Almost a quarter of a century ago, Congress established a program that led to creation of Louisiana’s Drinking Water Revolving Loan Fund. Each year, the federal government allocates money for this, matched by the state at a 4:1 ratio. The nearly $20 million combined, as well as monies accumulated from the past loaned and repaid, mainly may go to further low-interest lending to aid in improving the provision of drinking water by both local government and nongovernment agencies, but also can subsidize providers to defined disadvantaged populations, refinancing for government providers, as well as set-asides to secure adherence to regulations to address public health priorities.
Last year, within the program following the creation of a commission to study the issue, the state additionally instituted a mechanism to aid disadvantaged communities, defined as a population that faces an imminent threat to public safety from regulatory noncompliance in its system, has fewer than 10,000 people, and has a median household income below the national figure. It allows these systems to draw upon an interest-free, forgivable loan to consolidate with other systems in better financial and structural shape.
Called the Consolidation Initiative Program, it broke its maiden with special district Sabine Parish Waterworks District #1 lent $2,295,000 to subsume the private Ajax-Beulah Water Association, awarded in August. Another merger expects to draw $1,460,000 next June with Jackson Parish’s Robinson Chapel Water System folded into Ouachita’s Cadeville Water District.
It’s no accident that north Louisiana has a surplus of providers. The state has just over 1,300 total, although over 400 don’t provide to the public. Of the remaining 850 or so, almost three-quarters serve 3,300 or fewer customers, with nearly three-tenths serving 500 or fewer. Not only is this a disproportionate number per capita compared to other states, these also disproportionately operate in north Louisiana.
In a 2017 report, the Louisiana Legislative Auditor because of the large number of small systems recommended consolidation, noting the resulting efficiencies of scale in tackling costs that better could prevent violations and keep rates from spiraling higher. By way of example, Cadeville, with nearly 27 times the number of customers than Robinson Chapel, charged $16 less a month for use of 5,000 gallons in 2017. The state notes, however, that issues related to geography, ownership, and the cost to run connecting lines among other issues doesn’t make consolidation a panacea.
Still, the CIP can reduce these kinds of issues if made more accessible. Legally, the state can devote from six to 35 percent of federal funding to this program, plus its own match. The fiscal year 2021 committed total so far is about half of that maximum. By changing its Intended Use Plan in the future to put heavier emphasis on scoring for consolidation projects and affordability, the greater certainty of funding without inconveniencing its own ratepayers can encourage more stronger systems to incorporate weaker ones.
The state also could dip into another pot of money, capped at two percent of the grant, to encourage small systems to apply for the CIP. The smallest of these often don’t even have full-time employees and can find the process to produce documentation necessary to apply for a fund loan daunting.
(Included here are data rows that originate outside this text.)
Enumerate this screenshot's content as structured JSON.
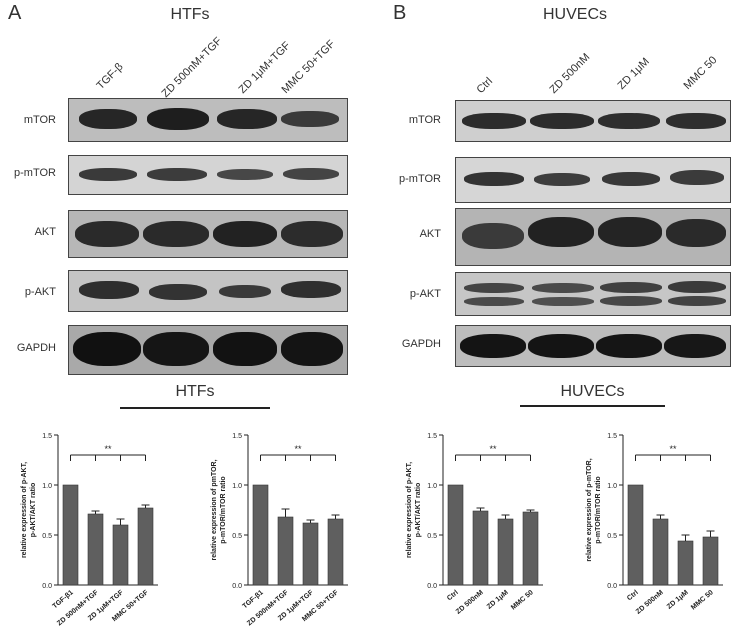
{
  "panels": [
    {
      "letter": "A",
      "title": "HTFs",
      "lanes": [
        "TGF-β",
        "ZD 500nM+TGF",
        "ZD 1μM+TGF",
        "MMC 50+TGF"
      ],
      "rows": [
        "mTOR",
        "p-mTOR",
        "AKT",
        "p-AKT",
        "GAPDH"
      ]
    },
    {
      "letter": "B",
      "title": "HUVECs",
      "lanes": [
        "Ctrl",
        "ZD 500nM",
        "ZD 1μM",
        "MMC 50"
      ],
      "rows": [
        "mTOR",
        "p-mTOR",
        "AKT",
        "p-AKT",
        "GAPDH"
      ]
    }
  ],
  "group_titles": {
    "htfs": "HTFs",
    "huvecs": "HUVECs"
  },
  "chart_data": [
    {
      "type": "bar",
      "group": "HTFs",
      "categories": [
        "TGF-β1",
        "ZD 500nM+TGF",
        "ZD 1μM+TGF",
        "MMC 50+TGF"
      ],
      "values": [
        1.0,
        0.71,
        0.6,
        0.77
      ],
      "errors": [
        0,
        0.03,
        0.06,
        0.03
      ],
      "ylabel": "relative expression of p-AKT,\np-AKT/AKT ratio",
      "ylim": [
        0,
        1.5
      ],
      "yticks": [
        "0.0",
        "0.5",
        "1.0",
        "1.5"
      ],
      "significance": "**"
    },
    {
      "type": "bar",
      "group": "HTFs",
      "categories": [
        "TGF-β1",
        "ZD 500nM+TGF",
        "ZD 1μM+TGF",
        "MMC 50+TGF"
      ],
      "values": [
        1.0,
        0.68,
        0.62,
        0.66
      ],
      "errors": [
        0,
        0.08,
        0.03,
        0.04
      ],
      "ylabel": "relative expression of pmTOR,\np-mTOR/mTOR ratio",
      "ylim": [
        0,
        1.5
      ],
      "yticks": [
        "0.0",
        "0.5",
        "1.0",
        "1.5"
      ],
      "significance": "**"
    },
    {
      "type": "bar",
      "group": "HUVECs",
      "categories": [
        "Ctrl",
        "ZD 500nM",
        "ZD 1μM",
        "MMC 50"
      ],
      "values": [
        1.0,
        0.74,
        0.66,
        0.73
      ],
      "errors": [
        0,
        0.03,
        0.04,
        0.02
      ],
      "ylabel": "relative expression of p-AKT,\np-AKT/AKT ratio",
      "ylim": [
        0,
        1.5
      ],
      "yticks": [
        "0.0",
        "0.5",
        "1.0",
        "1.5"
      ],
      "significance": "**"
    },
    {
      "type": "bar",
      "group": "HUVECs",
      "categories": [
        "Ctrl",
        "ZD 500nM",
        "ZD 1μM",
        "MMC 50"
      ],
      "values": [
        1.0,
        0.66,
        0.44,
        0.48
      ],
      "errors": [
        0,
        0.04,
        0.06,
        0.06
      ],
      "ylabel": "relative expression of p-mTOR,\np-mTOR/mTOR ratio",
      "ylim": [
        0,
        1.5
      ],
      "yticks": [
        "0.0",
        "0.5",
        "1.0",
        "1.5"
      ],
      "significance": "**"
    }
  ]
}
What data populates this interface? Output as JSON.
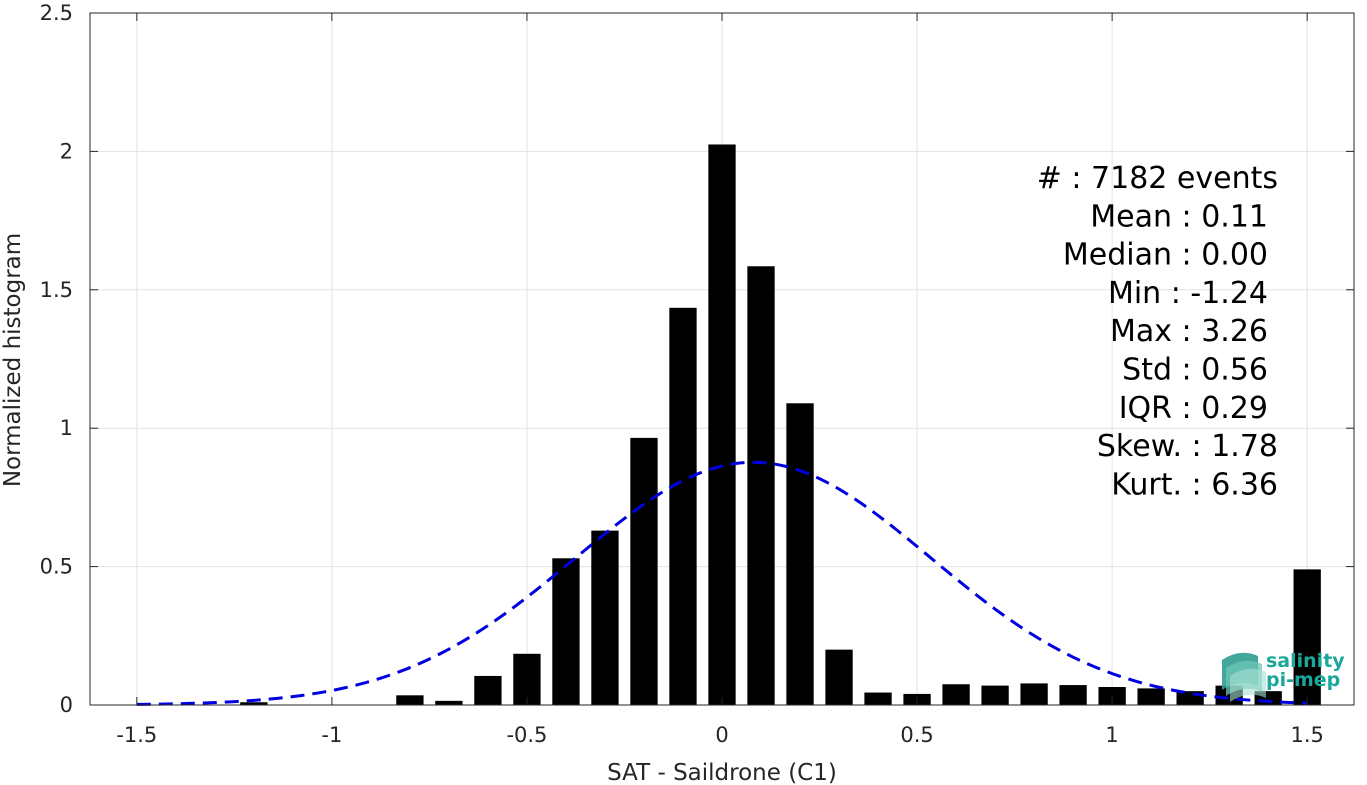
{
  "chart_data": {
    "type": "bar",
    "xlabel": "SAT - Saildrone (C1)",
    "ylabel": "Normalized histogram",
    "xlim": [
      -1.62,
      1.62
    ],
    "ylim": [
      0,
      2.5
    ],
    "x_ticks": [
      -1.5,
      -1,
      -0.5,
      0,
      0.5,
      1,
      1.5
    ],
    "x_tick_labels": [
      "-1.5",
      "-1",
      "-0.5",
      "0",
      "0.5",
      "1",
      "1.5"
    ],
    "y_ticks": [
      0,
      0.5,
      1,
      1.5,
      2,
      2.5
    ],
    "y_tick_labels": [
      "0",
      "0.5",
      "1",
      "1.5",
      "2",
      "2.5"
    ],
    "grid": true,
    "bar_width": 0.07,
    "bars": {
      "x": [
        -1.2,
        -0.8,
        -0.7,
        -0.6,
        -0.5,
        -0.4,
        -0.3,
        -0.2,
        -0.1,
        0.0,
        0.1,
        0.2,
        0.3,
        0.4,
        0.5,
        0.6,
        0.7,
        0.8,
        0.9,
        1.0,
        1.1,
        1.2,
        1.3,
        1.4,
        1.5
      ],
      "values": [
        0.01,
        0.035,
        0.015,
        0.105,
        0.185,
        0.53,
        0.63,
        0.965,
        1.435,
        2.025,
        1.585,
        1.09,
        0.2,
        0.045,
        0.04,
        0.075,
        0.07,
        0.078,
        0.072,
        0.065,
        0.06,
        0.05,
        0.07,
        0.05,
        0.49
      ],
      "color": "#000000"
    },
    "fit_curve": {
      "style": "dashed",
      "color": "#0000e0",
      "mean": 0.08,
      "std": 0.455,
      "x_range": [
        -1.5,
        1.5
      ]
    },
    "annotations": [
      "#  : 7182 events",
      "Mean : 0.11",
      "Median : 0.00",
      "Min : -1.24",
      "Max : 3.26",
      "Std : 0.56",
      "IQR : 0.29",
      "Skew. : 1.78",
      "Kurt. : 6.36"
    ]
  },
  "logo": {
    "line1": "salinity",
    "line2": "pi-mep",
    "color": "#1aa89a"
  }
}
Prioritizing delivery of technical assistance for loan applications can spur CIP usage by helping the weaker partners in mergers prepare the needed paperwork.
A series of reports over the past decade, with the most recent issued earlier this year, have emphasized that Louisiana will face drinking water provision problems unless it tackles its large backlog of infrastructure needs. The CIP appears a cost-effective means that serves this objective.